Success at home could be achieved anyway and the club, which had dominated on the international stage back in the early 70s thanks to a spectacularly talented side that included Rummenigge, Franz Beckenbauer and Gerd Muller, seemed willing to accept that victories like the one in 2001 over Valencia in Milan would be the exception if the books were going to be balanced.
As their financial base has strengthened, however, the philosophy has shifted and the club has spent in order to achieve wider and greater success.
In 2007 Luca Toni and Franck Ribery were acquired for a combined €36 million and a year later Arjen Robben arrived for €25 million.
Since then they have struck upon a remarkably potent mix of locally grown talent, leading German players and the odd superstar import.
Things came together rather memorably last April and May in the Champions League semi-finals when they simply blew away a Barcelona team regarded by some not so long before as the game’s best ever.
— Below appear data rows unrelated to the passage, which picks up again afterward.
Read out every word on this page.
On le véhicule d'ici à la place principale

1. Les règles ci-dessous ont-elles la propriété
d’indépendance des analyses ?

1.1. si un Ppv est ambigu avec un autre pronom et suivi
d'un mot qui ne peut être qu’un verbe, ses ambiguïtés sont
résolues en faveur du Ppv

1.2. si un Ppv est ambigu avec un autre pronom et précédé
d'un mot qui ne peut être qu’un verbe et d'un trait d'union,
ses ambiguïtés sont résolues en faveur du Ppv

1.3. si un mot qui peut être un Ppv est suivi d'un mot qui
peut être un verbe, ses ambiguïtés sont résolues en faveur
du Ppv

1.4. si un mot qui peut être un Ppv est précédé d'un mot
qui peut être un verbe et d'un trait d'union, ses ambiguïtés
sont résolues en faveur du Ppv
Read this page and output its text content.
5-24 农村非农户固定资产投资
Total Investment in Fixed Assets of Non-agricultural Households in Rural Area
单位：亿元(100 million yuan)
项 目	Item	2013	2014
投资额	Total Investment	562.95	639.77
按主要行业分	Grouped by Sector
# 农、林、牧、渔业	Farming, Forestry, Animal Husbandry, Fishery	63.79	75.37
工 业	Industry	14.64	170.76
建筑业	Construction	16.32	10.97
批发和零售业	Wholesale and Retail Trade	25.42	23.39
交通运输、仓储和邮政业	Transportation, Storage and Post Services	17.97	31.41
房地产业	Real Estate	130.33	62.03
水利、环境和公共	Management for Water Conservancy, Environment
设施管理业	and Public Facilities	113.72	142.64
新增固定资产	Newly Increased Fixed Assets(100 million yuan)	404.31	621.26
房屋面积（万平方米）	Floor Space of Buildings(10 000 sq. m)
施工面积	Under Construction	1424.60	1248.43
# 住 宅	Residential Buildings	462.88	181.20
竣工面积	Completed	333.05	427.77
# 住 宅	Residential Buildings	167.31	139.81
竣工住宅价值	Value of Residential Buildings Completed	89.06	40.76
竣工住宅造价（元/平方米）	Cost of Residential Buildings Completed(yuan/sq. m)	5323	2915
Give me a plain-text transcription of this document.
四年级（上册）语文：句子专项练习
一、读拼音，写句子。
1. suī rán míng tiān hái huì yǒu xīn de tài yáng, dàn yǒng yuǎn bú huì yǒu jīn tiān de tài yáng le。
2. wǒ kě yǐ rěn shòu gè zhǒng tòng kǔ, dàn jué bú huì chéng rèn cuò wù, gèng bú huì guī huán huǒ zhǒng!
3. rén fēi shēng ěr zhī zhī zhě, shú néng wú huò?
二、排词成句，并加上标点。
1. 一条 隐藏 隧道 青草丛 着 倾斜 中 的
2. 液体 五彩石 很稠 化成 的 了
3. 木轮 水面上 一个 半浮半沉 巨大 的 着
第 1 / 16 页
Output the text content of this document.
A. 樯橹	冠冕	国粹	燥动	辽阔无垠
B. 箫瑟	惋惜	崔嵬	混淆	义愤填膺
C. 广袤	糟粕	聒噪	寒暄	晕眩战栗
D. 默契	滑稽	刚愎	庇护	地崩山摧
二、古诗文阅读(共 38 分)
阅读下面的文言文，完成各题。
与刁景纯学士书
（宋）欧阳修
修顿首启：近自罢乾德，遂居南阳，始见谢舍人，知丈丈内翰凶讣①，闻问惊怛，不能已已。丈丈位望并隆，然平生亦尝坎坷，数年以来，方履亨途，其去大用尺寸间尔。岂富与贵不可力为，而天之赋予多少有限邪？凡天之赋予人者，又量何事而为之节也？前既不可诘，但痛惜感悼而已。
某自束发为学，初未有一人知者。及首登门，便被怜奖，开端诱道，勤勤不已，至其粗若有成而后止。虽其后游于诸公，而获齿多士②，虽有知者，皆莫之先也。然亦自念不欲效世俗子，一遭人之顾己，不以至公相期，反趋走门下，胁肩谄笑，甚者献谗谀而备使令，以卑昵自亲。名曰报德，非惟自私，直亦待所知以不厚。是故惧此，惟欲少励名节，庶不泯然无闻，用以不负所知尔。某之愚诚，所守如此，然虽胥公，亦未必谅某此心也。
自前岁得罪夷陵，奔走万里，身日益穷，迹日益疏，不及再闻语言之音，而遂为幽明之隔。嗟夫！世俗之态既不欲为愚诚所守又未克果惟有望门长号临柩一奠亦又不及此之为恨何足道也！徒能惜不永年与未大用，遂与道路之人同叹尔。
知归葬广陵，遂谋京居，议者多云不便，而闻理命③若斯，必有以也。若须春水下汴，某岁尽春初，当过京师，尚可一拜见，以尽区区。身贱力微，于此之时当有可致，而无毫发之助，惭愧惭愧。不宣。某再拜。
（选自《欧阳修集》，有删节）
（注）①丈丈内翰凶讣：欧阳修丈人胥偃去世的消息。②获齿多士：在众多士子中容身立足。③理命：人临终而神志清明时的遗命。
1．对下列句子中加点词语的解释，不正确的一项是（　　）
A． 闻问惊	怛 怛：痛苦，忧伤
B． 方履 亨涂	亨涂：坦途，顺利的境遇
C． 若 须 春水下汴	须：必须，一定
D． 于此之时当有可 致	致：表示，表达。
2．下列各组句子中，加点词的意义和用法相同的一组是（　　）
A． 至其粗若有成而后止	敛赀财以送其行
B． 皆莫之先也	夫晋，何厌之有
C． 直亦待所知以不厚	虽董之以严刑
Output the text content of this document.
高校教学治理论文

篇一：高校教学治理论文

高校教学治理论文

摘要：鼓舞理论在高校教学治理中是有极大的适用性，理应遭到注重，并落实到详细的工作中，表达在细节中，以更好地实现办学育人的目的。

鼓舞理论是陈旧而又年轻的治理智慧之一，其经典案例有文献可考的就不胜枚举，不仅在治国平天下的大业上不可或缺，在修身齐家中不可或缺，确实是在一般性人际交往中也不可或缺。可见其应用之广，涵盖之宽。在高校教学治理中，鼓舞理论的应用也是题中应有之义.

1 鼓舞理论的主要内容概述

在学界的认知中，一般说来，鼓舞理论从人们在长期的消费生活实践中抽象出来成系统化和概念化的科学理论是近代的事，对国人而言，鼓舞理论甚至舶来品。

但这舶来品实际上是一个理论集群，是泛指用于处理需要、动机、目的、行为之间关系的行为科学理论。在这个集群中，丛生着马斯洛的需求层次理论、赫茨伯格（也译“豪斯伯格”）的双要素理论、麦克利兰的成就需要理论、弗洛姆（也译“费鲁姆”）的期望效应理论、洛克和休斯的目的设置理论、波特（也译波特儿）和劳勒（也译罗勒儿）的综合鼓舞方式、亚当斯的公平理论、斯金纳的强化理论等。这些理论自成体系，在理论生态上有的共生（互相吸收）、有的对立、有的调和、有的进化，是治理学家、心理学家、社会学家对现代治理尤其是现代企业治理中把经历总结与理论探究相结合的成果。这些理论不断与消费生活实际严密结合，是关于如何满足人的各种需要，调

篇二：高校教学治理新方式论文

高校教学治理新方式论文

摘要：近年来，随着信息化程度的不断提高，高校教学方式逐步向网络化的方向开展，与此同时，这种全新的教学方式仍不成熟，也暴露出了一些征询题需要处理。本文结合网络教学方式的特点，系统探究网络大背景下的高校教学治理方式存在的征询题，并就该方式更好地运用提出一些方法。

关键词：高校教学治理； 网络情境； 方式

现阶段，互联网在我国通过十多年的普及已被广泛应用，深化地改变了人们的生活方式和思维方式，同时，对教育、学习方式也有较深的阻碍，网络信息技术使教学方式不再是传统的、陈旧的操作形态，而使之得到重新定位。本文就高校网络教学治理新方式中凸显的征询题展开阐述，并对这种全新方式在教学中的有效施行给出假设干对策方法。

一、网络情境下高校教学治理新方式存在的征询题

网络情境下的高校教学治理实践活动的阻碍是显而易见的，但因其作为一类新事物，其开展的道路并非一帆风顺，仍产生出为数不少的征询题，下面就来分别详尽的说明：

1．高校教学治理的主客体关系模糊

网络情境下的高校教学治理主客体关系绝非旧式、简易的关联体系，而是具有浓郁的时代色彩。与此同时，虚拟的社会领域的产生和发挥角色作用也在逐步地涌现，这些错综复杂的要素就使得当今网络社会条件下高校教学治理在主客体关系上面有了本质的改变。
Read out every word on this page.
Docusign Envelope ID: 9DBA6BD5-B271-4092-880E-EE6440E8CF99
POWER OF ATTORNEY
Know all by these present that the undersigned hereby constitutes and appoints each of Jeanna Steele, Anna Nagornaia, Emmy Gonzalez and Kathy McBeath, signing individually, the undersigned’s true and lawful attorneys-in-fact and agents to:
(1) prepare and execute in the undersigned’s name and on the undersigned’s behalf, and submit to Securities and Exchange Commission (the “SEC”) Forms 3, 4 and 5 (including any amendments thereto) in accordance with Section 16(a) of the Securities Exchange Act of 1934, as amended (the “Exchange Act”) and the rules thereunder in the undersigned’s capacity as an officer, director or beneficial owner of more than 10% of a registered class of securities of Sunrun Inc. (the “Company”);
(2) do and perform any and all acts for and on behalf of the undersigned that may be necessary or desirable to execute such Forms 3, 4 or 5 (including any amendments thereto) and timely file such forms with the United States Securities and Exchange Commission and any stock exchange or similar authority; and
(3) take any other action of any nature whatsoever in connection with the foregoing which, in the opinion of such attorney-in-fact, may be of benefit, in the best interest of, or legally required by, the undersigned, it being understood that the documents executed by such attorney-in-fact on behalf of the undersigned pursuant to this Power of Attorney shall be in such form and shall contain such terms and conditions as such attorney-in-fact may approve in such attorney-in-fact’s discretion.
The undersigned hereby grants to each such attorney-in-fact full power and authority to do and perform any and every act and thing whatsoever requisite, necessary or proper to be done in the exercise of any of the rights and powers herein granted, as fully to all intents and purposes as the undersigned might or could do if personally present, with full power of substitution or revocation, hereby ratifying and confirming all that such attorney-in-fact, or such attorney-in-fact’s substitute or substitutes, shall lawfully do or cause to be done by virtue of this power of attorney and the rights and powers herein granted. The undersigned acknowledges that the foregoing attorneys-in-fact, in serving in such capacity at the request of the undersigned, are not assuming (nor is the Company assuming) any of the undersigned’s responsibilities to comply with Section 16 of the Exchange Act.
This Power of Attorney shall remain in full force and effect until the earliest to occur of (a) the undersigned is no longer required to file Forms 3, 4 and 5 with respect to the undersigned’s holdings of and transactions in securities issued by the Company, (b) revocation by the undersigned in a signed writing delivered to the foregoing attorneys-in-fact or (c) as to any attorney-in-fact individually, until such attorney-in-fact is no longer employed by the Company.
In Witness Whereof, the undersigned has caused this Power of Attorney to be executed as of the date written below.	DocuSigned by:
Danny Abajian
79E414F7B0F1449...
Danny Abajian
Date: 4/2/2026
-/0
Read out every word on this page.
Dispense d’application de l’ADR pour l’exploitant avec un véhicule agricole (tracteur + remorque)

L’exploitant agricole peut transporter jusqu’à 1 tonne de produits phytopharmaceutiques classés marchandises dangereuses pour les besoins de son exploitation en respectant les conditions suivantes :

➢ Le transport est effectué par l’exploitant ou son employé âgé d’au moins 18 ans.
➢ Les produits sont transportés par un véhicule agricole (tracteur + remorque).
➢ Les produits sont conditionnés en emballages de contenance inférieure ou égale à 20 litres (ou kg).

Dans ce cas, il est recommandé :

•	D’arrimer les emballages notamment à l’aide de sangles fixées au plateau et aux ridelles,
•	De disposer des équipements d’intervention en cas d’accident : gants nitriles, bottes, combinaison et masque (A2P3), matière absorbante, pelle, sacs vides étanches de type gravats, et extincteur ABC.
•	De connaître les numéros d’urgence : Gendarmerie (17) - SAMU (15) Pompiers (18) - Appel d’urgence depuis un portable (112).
The score over two legs was as astonishing 7-0.
The home-grown players, like Philipp Lahm, Thomas Müller and Bastian Schweinsteiger, have all come through the academy at Säbener Strasse, an impressive but compact facility in the suburbs of Munich where kids could be glimpsed training on adjoining pitches to the revered first team.
There are only five pitches plus some administrative offices, press and other facilities at the training ground and academy. The club’s historical attachment to the site, which is now surrounded by housing that makes expansion impossible, has apparently prevented a move to a new location out further from the city despite the fact that land was acquired for the purpose some years back.
As it is, Säbener Strasse is well known by locals, several hundred of whom turn up to seek autographs on the day we are there and during the school holidays up to 3,000 or so are allowed in to watch open training sessions. Few could argue with the success of the academy which is home to 11 teams and around 185 players, including a dozen or so from overseas who can be living on-site at any one time.